As a business owner, you have to be careful about the actions you take. Once you become responsible for the operations of a company, each move you make should be firm and calculated. This is not only because everything you do reflects upon your brand but also because you are under scrutiny from investors, competitors and even customers. The assumption that if you make a mistake it will be ineffectual is hence wrong and this is where you need to be meticulous. When it comes to the financial aspect of running a company, no decision is unimportant and every choice must be made after consideration and thought. When you first start a company it does not have a credit score attached to its name. But as you run your business, the credit score builds up. Besides this, your personal credit history is also in the books and impacts you greatly. So, do you need to check your credit score when applying for a loan? And does it matter in the long term?

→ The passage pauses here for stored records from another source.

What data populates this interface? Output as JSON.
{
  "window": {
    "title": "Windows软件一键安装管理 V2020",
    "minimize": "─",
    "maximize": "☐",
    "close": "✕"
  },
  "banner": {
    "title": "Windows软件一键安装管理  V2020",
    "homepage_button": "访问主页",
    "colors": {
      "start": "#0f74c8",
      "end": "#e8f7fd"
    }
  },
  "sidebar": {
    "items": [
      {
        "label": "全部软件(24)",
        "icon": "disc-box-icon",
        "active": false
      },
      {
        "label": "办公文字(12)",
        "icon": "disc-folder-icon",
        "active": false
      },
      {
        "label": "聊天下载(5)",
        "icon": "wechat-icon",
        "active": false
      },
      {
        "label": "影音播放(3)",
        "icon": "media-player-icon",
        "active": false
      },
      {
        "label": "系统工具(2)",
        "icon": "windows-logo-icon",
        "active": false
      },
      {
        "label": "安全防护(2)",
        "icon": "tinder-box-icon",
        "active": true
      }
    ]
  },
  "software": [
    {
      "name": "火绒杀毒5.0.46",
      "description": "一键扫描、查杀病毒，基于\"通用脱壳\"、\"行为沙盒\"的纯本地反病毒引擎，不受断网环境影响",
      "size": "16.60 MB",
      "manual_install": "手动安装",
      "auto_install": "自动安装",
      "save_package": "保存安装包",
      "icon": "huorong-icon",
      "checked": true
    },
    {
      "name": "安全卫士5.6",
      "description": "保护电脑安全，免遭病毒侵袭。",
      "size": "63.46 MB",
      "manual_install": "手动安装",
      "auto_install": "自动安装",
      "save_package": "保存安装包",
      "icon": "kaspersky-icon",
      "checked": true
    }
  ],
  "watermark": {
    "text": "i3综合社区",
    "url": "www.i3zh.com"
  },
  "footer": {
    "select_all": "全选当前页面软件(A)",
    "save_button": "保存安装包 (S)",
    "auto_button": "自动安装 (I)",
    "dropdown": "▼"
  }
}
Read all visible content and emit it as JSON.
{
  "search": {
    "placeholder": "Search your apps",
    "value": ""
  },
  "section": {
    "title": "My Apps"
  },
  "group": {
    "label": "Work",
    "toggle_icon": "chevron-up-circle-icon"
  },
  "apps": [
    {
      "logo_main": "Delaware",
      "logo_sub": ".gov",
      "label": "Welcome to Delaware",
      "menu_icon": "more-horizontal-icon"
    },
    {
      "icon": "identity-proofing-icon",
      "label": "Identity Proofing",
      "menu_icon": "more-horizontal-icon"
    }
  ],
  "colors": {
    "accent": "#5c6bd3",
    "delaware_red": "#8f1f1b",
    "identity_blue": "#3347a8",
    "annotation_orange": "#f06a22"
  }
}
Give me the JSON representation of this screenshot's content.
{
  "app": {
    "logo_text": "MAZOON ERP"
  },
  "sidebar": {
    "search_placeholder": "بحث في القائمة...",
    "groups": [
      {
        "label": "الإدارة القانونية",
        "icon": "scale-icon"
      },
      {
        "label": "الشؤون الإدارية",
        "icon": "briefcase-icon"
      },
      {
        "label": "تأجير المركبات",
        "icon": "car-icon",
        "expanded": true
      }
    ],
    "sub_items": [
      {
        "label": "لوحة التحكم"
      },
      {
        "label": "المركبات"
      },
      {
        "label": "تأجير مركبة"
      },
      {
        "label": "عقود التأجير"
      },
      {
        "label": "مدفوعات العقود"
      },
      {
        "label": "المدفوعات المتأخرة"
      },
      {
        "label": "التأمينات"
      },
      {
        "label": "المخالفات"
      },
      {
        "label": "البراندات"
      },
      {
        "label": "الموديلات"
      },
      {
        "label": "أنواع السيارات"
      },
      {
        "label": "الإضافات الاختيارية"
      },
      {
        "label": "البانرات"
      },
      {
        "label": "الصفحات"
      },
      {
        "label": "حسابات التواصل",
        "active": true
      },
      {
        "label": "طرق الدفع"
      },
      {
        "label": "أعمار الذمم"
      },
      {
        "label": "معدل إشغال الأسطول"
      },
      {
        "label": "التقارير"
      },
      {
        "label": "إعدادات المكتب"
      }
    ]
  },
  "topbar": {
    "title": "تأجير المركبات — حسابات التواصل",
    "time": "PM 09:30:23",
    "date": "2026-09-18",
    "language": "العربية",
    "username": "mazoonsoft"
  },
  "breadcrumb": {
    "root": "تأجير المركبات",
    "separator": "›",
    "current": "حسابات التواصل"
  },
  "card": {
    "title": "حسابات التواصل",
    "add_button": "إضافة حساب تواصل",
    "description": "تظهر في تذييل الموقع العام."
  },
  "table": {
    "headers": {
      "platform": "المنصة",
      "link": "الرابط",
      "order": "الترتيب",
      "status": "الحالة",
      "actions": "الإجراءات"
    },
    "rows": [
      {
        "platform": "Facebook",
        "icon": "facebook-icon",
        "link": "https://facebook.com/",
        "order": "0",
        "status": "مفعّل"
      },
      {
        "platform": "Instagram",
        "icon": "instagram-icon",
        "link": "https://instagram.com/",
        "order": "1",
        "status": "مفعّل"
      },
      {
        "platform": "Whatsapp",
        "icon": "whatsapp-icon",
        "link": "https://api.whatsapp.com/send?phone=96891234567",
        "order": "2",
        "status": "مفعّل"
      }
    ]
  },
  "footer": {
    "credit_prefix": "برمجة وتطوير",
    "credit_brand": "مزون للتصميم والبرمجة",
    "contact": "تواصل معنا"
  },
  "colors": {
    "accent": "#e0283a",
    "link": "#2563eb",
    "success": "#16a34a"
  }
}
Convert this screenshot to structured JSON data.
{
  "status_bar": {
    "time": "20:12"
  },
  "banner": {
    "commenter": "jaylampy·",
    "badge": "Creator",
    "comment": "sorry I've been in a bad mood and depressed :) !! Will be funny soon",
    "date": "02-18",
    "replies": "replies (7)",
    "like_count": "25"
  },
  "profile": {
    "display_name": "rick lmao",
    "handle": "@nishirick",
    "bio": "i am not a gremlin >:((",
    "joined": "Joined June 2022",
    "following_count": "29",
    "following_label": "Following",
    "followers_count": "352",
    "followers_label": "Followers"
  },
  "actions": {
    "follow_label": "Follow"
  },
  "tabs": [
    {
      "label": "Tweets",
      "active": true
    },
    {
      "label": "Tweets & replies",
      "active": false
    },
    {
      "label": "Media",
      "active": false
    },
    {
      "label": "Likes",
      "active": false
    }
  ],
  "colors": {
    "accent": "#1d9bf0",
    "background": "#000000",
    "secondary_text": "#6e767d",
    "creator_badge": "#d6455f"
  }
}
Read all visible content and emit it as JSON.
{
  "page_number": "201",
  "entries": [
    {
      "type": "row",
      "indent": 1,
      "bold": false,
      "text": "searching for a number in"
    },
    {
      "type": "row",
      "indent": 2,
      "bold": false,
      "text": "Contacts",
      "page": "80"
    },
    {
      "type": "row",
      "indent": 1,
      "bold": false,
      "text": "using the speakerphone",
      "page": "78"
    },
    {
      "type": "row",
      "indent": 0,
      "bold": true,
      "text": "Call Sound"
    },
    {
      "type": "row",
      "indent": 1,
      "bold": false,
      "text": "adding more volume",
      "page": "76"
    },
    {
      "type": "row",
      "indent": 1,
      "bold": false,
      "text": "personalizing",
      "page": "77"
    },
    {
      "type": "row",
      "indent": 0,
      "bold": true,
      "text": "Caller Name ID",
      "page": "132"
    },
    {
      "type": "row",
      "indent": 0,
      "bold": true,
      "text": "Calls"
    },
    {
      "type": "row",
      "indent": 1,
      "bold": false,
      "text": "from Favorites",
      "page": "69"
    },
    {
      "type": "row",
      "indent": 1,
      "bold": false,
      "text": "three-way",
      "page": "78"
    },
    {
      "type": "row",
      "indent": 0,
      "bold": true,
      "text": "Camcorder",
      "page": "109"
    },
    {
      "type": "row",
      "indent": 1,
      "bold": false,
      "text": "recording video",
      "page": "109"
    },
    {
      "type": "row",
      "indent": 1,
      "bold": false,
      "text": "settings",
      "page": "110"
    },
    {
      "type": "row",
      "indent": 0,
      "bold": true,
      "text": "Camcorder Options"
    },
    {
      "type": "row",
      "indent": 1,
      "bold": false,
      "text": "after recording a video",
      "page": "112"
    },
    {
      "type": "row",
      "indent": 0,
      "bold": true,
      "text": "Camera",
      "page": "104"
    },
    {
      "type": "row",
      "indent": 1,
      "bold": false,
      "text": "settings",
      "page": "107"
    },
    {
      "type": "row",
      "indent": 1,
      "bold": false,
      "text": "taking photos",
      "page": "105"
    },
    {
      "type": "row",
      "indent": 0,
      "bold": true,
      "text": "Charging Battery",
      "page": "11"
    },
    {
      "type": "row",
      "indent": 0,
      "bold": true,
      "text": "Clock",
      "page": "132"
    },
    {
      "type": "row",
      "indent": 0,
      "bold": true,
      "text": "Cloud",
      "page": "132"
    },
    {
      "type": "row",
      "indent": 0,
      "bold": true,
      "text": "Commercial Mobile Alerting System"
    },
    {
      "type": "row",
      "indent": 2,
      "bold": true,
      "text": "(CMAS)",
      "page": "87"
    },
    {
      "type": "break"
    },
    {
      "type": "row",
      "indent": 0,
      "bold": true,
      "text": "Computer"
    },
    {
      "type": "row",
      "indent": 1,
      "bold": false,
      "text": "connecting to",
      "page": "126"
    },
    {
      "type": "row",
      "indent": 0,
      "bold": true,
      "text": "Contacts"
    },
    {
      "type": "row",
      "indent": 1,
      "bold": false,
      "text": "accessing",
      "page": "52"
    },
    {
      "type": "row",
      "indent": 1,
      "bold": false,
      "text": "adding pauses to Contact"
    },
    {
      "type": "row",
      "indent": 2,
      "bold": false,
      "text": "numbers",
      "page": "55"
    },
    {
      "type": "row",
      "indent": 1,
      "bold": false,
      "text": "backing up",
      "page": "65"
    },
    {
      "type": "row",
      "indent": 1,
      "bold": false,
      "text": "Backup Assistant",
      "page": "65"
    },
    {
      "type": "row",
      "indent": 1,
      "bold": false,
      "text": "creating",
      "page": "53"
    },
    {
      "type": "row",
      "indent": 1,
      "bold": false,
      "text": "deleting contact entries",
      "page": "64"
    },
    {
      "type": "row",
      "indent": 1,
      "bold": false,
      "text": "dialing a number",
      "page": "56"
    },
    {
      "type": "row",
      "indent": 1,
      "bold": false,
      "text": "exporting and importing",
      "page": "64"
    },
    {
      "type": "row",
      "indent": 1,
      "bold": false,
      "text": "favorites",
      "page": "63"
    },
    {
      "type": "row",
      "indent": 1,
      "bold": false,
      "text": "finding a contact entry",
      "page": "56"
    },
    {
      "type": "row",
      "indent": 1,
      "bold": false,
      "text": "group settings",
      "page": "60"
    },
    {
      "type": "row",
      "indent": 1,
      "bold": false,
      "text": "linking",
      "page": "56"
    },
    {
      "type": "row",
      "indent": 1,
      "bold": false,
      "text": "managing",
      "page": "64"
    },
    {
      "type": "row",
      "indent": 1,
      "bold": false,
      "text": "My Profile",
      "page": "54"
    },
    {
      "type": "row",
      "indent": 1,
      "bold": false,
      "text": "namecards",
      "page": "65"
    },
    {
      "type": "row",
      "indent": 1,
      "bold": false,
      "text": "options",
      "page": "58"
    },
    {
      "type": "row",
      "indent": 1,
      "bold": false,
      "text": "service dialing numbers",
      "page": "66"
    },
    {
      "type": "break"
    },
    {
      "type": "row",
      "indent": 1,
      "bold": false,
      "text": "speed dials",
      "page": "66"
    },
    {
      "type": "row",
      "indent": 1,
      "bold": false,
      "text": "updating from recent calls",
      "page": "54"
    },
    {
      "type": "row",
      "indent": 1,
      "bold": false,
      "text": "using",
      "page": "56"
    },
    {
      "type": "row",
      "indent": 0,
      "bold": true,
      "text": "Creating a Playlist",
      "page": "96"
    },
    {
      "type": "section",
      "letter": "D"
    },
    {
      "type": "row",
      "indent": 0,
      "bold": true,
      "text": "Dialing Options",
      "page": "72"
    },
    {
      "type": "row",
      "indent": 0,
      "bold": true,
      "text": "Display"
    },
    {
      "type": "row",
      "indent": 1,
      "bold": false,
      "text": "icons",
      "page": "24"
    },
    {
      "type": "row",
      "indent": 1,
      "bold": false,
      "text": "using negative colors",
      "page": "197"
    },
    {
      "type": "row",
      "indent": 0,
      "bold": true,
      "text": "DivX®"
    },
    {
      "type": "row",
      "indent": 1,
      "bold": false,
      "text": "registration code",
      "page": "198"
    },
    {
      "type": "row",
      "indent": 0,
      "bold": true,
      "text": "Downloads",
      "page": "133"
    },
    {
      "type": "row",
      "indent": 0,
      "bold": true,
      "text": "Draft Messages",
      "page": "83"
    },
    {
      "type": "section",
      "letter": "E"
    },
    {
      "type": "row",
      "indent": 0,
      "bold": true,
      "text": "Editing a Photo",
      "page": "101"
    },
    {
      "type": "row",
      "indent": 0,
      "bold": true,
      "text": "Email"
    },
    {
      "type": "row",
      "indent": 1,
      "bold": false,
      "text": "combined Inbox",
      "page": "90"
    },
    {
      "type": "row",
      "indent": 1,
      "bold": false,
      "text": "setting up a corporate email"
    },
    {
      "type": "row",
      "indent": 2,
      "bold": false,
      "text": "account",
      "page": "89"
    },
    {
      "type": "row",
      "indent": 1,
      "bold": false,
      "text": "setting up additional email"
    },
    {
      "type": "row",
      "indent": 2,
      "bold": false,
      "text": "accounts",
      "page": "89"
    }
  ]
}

A dip in your credit report can have long-lasting effects on the business you own. Checking your score every now and then keeps you updated and allows you to have an idea about where you stand financially. Unless you have the chance to obtain working capital loans with no credit check, you need to keep a good score for the future of your company. The following article will elaborate on what your credit score is and how a good one helps you acquire any loan you prefer.
WHAT IS A CREDIT SCORE?
A credit score and a credit history are two interlined terms that you must know of. While credit history is a list of your past accounts, your credit scores the number that showcases how good your history is. Your history showcases all issues you may have had with credit in the past, like foreclosures and bankruptcies. So, your assessment or credit rating is the score that tells a lender what kind of risk you pose if you acquire a loan from them. These scores range from 300 to 850 and are a major indictment of whether your application gets approved or not.
Personal Credit Scores:
Personal credit scores reflect how you handle your known financial obligations. During the loan application process, lenders will ask for your personal credit history alongside that of your business. The idea behind this is that the way you handle your finances and credit is relevant to how your business does it as well. Lenders take data points from your personal scores when they review your loan application, thus making this a deciding factor for the future of your company.
Business Credit Scores:
Business credit scores are an indication of whether you are a good enough applicant to receive any type of loan. These are calculated by commercial firms to see whether business and its financial obligations are a risk or not. The financial relationships your business has with lenders and vendors, your invoices and repayment histories and your legal filings all decide the business credit rating.
THE IMPORTANCE OF HIGH CREDIT SCORES:
The way lenders see it, the higher your credit score is, the better chance you have of getting a loan. This is because it shows that as a business owner you are more likely to repay your debt in a timely manner without delays. Even though credit scores vary, the general acceptance of a good rating is from 660 to 724. When you have a high score, it demonstrates how financially responsible you have been in the past and how it will reflect accordingly in the future. Besides this, having good credit is important because:
The interest rate on your loan can be reduced significantly if you have a good credit score. You can qualify for the best interest rates and this means you will be able to pay off your debt quickly and easily, while still having extra money for other expenses.
More Chances of Approval:
When it comes to getting a business loan, a good credit history helps a lot in getting a positive response. Lenders will consider a number of factors when reviewing your application but a great score and reliable credit history make your chances for approval significantly better.
More Negotiating Power:
Good credit scores give you a lot of leverage when negotiating the terms of your loan. Your bargaining power can be improved if you have a number of offers from different lenders based on the quality of your credit reports.
CHECKING YOUR CREDIT SCORES:
One of the first things lenders do when reviewing your loan application is to look at your credit rating. Therefore, it is advised that you take a look at your credit reports and histories annually to see if there are any pressing concerns. Your credit card provider also tends to provide credit score access to you so you can keep a check on your ratings. Sometimes you can access your reports for free while other times you might have to pay a small price for a copy of the details. All of this can be done online on the credit card’s websites. To check your score, you can simply pull copies of your reports from qualified bureaus, such as Equifax, Experian, and TransUnion. You can cross-check the ratings against one another as well as against any insurance scores you have for maximum accuracy. If a credit card issuer is in the FICO Open Access program, you can easily access your FICO score with all needed statements. The figures might differ slightly, but you will have a good enough idea about how you will fare when you apply for a loan.
THE BOTTOM LINE:
Above everything else, you need to make sure that you use your credit responsibly with care. When you pay attention to your expenditures, you can build up a good credit history over time. This will allow you to make purchases and acquire loans for your company whenever needed and, henceforth, will let your company stay in control of its finances and debts.